Bild: Joschka Fischer (links) beharrte als Außenminister auch auf unpopulären…
Das Buch ist mit einem roten und einem grünen Lesebändchen versehen, das
Anfangskapitel mit der Zeile „Aufbruch ins 21.Jahrhundert“ überschrieben.
Eine der ersten Abbildungen zeigt, wie sich der designierte Kanzler Gerhard
Schröder und sein künftiger Außenminister Joschka Fischer am 20. Oktober
1998 zuprosten, Fotounterzeile: „Das Lachen vor dem Sturm: Nach der
Unterzeichnung des Koalitionsvertrags wird in der nordrhein-westfälischen
Landesvertretung angestoßen“.
Ein Orkan sollte tatsächlich schon bald über die erste linke
Koalitionsregierung der Bundesrepublik hereinbrechen. Nach 131 Tagen ging
mit dem Finanzminister und SPD-Vorsitzenden Oskar Lafontaine ein Teil der
SPD-Linken von Bord. Und ebenfalls im März 1999 stand der erste „humanitäre
Kriegseinsatz“ unter Beteiligung der Bundeswehr nach 1945 auf dem Programm,
zum Schutze der kosovarisch-albanischen Minderheit im damals serbisch
dominierten Jugoslawien.
Der Heidelberger Historiker Edgar Wolfrum erzählt davon in seinem
voluminösen Werk „Rot-Grün an der Macht“ (C. H. Beck, München 2013). Mit
welch großen Hoffnungen und – mitunter irrational erscheinenden –
Erwartungen Rot-Grün im Jahre 1998 startete und sich konfrontiert sah. Die
Regierungen Helmut Kohls hatten von 1982 und 1998 etwas hinterlassen, das
Wolfrum mit dem in den 90ern häufig benutzten Wort „Reformstau“
kennzeichnet.
## Eine andere, eigenverantwortlichere Rolle
Die Bundesrepublik war von den Auswirkungen ökonomischer Globalisierung und
digitaler Revolution erfasst worden. Die Arbeitslosigkeit bewegte sich
(nach der Deutschen Einheit) auf Rekordhöhe, Betriebe drohten ihre
Produktionsstandorte ins Ausland zu verlagern. Das Ende des Kalten Krieges
brachte für die neue Bundesrepublik eine andere, eigenverantwortlichere
Rolle in der Außenpolitik mit sich.
Und innenpolitisch waren die Rechte von Minderheiten und war vor allem die
Integration der Millionen Migranten ungeklärt. Die ökologische
Modernisierung von Wirtschaft und Infrastruktur hinkte dem möglichen
Entwicklungsstand um Jahre, wenn nicht Jahrzehnte hinterher.

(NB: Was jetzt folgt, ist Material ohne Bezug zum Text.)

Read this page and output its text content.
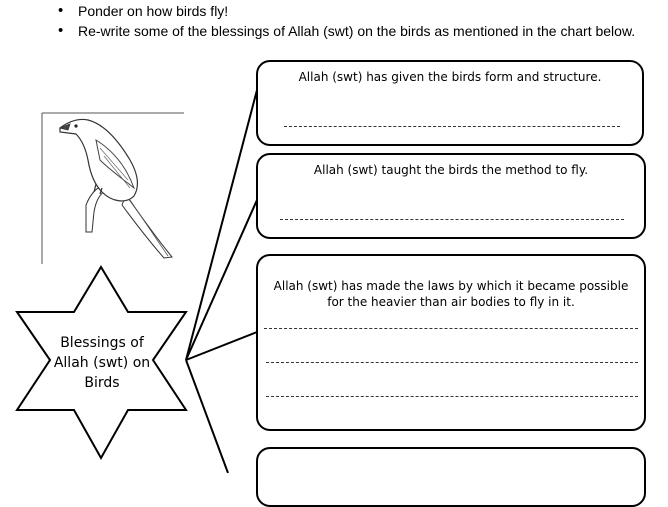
• Ponder on how birds fly!
• Re-write some of the blessings of Allah (swt) on the birds as mentioned in the chart below.
Blessings of Allah (swt) on Birds
Allah (swt) has given the birds form and structure.
Allah (swt) taught the birds the method to fly.
Allah (swt) has made the laws by which it became possible for the heavier than air bodies to fly in it.
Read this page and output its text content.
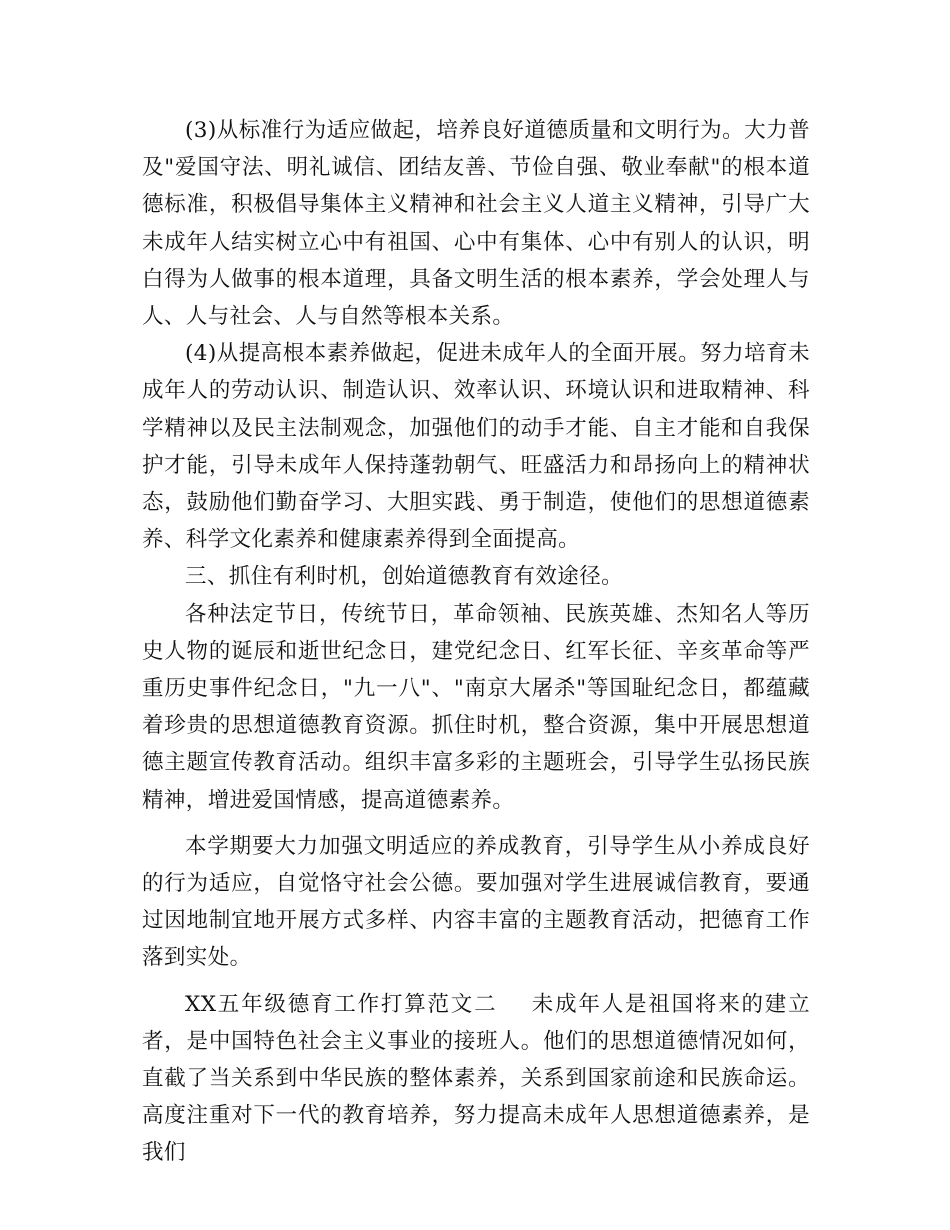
(3)从标准行为适应做起，培养良好道德质量和文明行为。大力普及"爱国守法、明礼诚信、团结友善、节俭自强、敬业奉献"的根本道德标准，积极倡导集体主义精神和社会主义人道主义精神，引导广大未成年人结实树立心中有祖国、心中有集体、心中有别人的认识，明白得为人做事的根本道理，具备文明生活的根本素养，学会处理人与人、人与社会、人与自然等根本关系。

(4)从提高根本素养做起，促进未成年人的全面开展。努力培育未成年人的劳动认识、制造认识、效率认识、环境认识和进取精神、科学精神以及民主法制观念，加强他们的动手才能、自主才能和自我保护才能，引导未成年人保持蓬勃朝气、旺盛活力和昂扬向上的精神状态，鼓励他们勤奋学习、大胆实践、勇于制造，使他们的思想道德素养、科学文化素养和健康素养得到全面提高。

三、抓住有利时机，创始道德教育有效途径。

各种法定节日，传统节日，革命领袖、民族英雄、杰知名人等历史人物的诞辰和逝世纪念日，建党纪念日、红军长征、辛亥革命等严重历史事件纪念日，"九一八"、"南京大屠杀"等国耻纪念日，都蕴藏着珍贵的思想道德教育资源。抓住时机，整合资源，集中开展思想道德主题宣传教育活动。组织丰富多彩的主题班会，引导学生弘扬民族精神，增进爱国情感，提高道德素养。

本学期要大力加强文明适应的养成教育，引导学生从小养成良好的行为适应，自觉恪守社会公德。要加强对学生进展诚信教育，要通过因地制宜地开展方式多样、内容丰富的主题教育活动，把德育工作落到实处。

XX五年级德育工作打算范文二 未成年人是祖国将来的建立者，是中国特色社会主义事业的接班人。他们的思想道德情况如何，直截了当关系到中华民族的整体素养，关系到国家前途和民族命运。高度注重对下一代的教育培养，努力提高未成年人思想道德素养，是我们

Die erste rot-grüne Bundesregierung stand also vor riesigen
Herausforderungen. Dabei war die größte vielleicht jene, wie Joschka
Fischer es formulierte und wofür er als authentische Person einstand, die
aus der Neuen Linken und 68 kommenden und in den Grünen aufgegangenen
Bewegungen mit der alten Sozialdemokratie zu verbinden, also einen Konsens
zwischen Arbeiter- und neuer Demokratie- und Umweltbewegung zu suchen, um
ein gemeinsames solidarisches Regierungshandeln überhaupt zu ermöglichen.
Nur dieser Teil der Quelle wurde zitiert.